LOCAL NEWS
Tabletop gaming a booming industry, driven by internet crowdfunding
Mar 1, 2018, 9:02 PM | Updated: 9:19 pm
LAYTON – The board games you’ll see at SaltCon, inside the Davis Convention Center this weekend are not much like Monopoly or the many others you might have known growing up. They’re very genre-specific creations, designed to draw players with often very niche tastes.
Among the newest of creators are Ron and Jayson Smith, two brothers from Boise, Idaho.
“Tabletop gaming really tears down the barriers that sometimes we put [up],” Ron Smith said. “It allows us to be ourselves, and we’re not so self-conscious anymore.”
Their wizard-battling game, Wizardz Bluff, combines elements of what they call a more complicated version of Rock, Paper, Scissors, and Poker.

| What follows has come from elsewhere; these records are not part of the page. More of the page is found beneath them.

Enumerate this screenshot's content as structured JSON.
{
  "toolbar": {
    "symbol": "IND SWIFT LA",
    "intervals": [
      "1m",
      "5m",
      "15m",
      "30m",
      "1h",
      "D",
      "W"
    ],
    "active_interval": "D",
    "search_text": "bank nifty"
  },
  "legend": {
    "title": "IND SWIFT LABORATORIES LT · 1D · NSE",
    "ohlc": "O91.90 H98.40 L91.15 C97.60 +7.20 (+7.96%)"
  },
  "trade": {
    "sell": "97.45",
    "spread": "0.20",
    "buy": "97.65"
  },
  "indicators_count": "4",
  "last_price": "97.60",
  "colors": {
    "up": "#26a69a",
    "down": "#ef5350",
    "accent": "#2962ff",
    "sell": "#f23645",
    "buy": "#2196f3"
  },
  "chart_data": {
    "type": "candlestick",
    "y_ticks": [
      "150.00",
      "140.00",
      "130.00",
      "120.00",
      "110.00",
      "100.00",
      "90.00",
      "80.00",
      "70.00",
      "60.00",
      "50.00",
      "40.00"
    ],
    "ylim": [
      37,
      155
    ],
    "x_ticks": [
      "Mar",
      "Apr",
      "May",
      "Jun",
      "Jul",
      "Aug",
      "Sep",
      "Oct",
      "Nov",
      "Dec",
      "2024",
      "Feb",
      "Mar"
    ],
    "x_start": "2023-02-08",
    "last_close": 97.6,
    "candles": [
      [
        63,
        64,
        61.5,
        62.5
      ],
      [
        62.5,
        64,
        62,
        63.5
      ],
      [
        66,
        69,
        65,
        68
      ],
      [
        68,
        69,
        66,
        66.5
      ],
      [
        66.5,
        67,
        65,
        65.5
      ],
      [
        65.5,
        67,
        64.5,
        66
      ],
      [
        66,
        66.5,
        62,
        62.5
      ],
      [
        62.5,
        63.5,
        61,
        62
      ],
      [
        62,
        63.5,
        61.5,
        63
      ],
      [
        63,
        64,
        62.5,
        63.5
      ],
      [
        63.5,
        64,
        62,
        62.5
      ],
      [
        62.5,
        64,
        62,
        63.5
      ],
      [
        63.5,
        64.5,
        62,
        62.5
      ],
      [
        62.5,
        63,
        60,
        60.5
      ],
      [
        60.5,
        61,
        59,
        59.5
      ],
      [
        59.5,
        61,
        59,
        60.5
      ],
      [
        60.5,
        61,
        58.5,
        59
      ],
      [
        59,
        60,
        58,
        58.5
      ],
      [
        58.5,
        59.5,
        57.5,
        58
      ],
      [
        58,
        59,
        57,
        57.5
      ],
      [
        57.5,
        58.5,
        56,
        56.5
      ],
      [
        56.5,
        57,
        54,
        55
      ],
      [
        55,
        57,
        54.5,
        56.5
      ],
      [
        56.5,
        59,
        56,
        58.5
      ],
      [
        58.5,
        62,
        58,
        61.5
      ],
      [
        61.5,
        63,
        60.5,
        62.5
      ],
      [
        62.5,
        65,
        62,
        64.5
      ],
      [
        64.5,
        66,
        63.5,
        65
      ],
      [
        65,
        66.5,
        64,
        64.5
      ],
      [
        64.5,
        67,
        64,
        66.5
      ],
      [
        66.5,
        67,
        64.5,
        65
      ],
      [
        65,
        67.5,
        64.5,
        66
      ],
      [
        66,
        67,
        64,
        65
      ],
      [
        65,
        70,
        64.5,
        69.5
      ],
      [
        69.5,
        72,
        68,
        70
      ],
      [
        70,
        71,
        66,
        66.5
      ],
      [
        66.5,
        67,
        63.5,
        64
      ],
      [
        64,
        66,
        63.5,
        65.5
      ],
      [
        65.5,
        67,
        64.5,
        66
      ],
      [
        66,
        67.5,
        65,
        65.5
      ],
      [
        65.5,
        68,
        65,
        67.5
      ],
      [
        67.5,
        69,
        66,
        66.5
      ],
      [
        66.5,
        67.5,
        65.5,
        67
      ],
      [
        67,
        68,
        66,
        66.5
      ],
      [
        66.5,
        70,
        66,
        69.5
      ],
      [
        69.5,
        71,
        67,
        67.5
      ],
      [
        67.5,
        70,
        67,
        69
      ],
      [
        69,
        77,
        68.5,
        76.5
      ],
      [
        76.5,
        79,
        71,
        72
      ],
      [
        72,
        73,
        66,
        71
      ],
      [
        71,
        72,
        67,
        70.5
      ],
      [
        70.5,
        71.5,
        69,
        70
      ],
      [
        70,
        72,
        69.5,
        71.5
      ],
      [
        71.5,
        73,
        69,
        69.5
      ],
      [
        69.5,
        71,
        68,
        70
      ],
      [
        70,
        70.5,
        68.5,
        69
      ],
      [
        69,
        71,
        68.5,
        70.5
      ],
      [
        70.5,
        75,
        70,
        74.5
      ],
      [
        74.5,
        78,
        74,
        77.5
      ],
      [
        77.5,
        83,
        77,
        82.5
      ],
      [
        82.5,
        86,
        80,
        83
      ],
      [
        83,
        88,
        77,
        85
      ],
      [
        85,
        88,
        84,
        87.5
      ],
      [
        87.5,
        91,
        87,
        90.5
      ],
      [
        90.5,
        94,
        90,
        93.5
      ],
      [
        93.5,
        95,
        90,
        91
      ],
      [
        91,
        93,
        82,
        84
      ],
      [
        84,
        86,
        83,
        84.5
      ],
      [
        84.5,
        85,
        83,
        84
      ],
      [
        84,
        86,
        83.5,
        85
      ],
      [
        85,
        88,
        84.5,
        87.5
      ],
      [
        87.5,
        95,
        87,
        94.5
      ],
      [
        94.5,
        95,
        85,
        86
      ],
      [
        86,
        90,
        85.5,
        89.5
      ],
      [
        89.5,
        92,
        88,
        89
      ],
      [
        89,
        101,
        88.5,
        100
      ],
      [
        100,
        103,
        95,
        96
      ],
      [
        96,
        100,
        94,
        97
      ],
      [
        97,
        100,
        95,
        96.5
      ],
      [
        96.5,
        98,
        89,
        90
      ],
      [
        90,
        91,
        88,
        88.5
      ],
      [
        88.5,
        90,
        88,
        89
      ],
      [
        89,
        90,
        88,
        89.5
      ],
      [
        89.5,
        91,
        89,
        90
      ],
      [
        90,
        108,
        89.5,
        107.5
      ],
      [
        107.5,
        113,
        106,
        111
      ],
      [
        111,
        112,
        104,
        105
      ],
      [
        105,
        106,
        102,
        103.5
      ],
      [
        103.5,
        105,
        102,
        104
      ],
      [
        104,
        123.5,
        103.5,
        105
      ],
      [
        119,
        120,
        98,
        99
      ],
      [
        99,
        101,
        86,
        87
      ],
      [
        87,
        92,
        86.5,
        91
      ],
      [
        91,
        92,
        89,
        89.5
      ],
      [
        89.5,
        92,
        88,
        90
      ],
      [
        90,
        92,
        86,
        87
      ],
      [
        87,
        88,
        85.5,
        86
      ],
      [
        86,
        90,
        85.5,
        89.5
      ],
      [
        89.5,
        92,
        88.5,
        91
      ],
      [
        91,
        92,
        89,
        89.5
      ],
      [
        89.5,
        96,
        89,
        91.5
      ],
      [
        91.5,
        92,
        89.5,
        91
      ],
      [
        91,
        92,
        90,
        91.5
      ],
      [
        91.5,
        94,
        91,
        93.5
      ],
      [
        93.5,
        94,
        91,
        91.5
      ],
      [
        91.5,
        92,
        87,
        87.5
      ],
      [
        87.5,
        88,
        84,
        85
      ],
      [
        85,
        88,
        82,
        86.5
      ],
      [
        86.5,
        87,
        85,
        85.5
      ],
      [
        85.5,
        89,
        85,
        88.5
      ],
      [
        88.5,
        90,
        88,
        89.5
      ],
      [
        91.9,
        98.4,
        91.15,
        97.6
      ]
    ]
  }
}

Players try to cast the winning spell, sometimes using trickery to eliminate opponents. Like hundreds of other relative newcomers, their product is coming to market, thanks to crowdsourcing through the website, Kickstarter.

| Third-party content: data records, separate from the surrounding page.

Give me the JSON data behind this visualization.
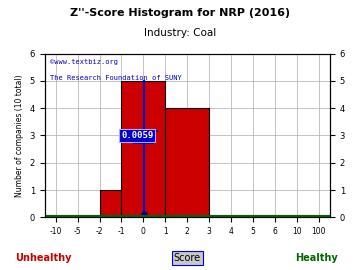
{
  "title": "Z''-Score Histogram for NRP (2016)",
  "subtitle": "Industry: Coal",
  "watermark_line1": "©www.textbiz.org",
  "watermark_line2": "The Research Foundation of SUNY",
  "ylabel": "Number of companies (10 total)",
  "xlabel_center": "Score",
  "xlabel_left": "Unhealthy",
  "xlabel_right": "Healthy",
  "bars": [
    {
      "x_left_val": -2,
      "x_right_val": -1,
      "height": 1
    },
    {
      "x_left_val": -1,
      "x_right_val": 1,
      "height": 5
    },
    {
      "x_left_val": 1,
      "x_right_val": 3,
      "height": 4
    }
  ],
  "bar_color": "#cc0000",
  "bar_edge_color": "#000000",
  "nrp_score": 0.0059,
  "nrp_score_label": "0.0059",
  "nrp_line_color": "#0000cc",
  "nrp_dot_color": "#00008b",
  "nrp_annotation_box_color": "#0000cc",
  "nrp_annotation_text_color": "#ffffff",
  "nrp_crosshair_y": 3.0,
  "xtick_values": [
    -10,
    -5,
    -2,
    -1,
    0,
    1,
    2,
    3,
    4,
    5,
    6,
    10,
    100
  ],
  "yticks": [
    0,
    1,
    2,
    3,
    4,
    5,
    6
  ],
  "ylim_top": 6,
  "bg_color": "#ffffff",
  "grid_color": "#aaaaaa",
  "title_color": "#000000",
  "subtitle_color": "#000000",
  "bottom_bar_color": "#006600",
  "unhealthy_color": "#cc0000",
  "healthy_color": "#006600",
  "score_label_color": "#000000",
  "score_label_bg": "#c8c8c8"
}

“We’re two wizards, in a crooked tower,” Jayson Smith started, jokingly, as he and his brother were both wearing brown wizard caps. “At the top of that tower, [we’re] creating these masterful games.”
Games that might have otherwise been passed on by bigger-name publishers, are now getting made with the help of grassroots movements, like the Smiths.
Dale Gifford, managing organizer of the SaltCon Board Game Convention, said the same movement has helped his event grow by 20 to 40 percent each year in its ten years of existence. Attendance in 2017 was estimated at approximately 1,100.
“It’s exploding,” Gifford explained. “Kickstarter just set off a revolution, because it eliminated the gateway to get your game published. Now, you can publish it on your own.”
The Smith brothers said Kickstarter is helping them realize a family dream. Their creation is in some ways a reflection of their childhood.
“We come from a family of eight boys, and gaming was always big,” Jayson Smith said, pointing out that their mother, Maralee Smith often drove their love for games. “She was always inventive, and she was always encouraging us to think outside the box, to play outside and create other games.”
Maralee Smith passed away about a year ago. She had cancer.
“Definitely, my mom had an impact on our lives, bringing us together before she passed,” Ron Smith said. “Just teaching us games and just having fun. [We] made a lot of friends that way.”
The Smiths lost both of their parents in a relatively short amount of time. Still, they say they have valuable memories of them and the whole family, at the table.
“They’re the best memories,” Jayson Smith said, holding back tears. “I know why people desire the same type of memories.
SaltCon runs through this Sunday, March 4.
Wizardz Bluff will be available on Kickstarter, beginning March 30.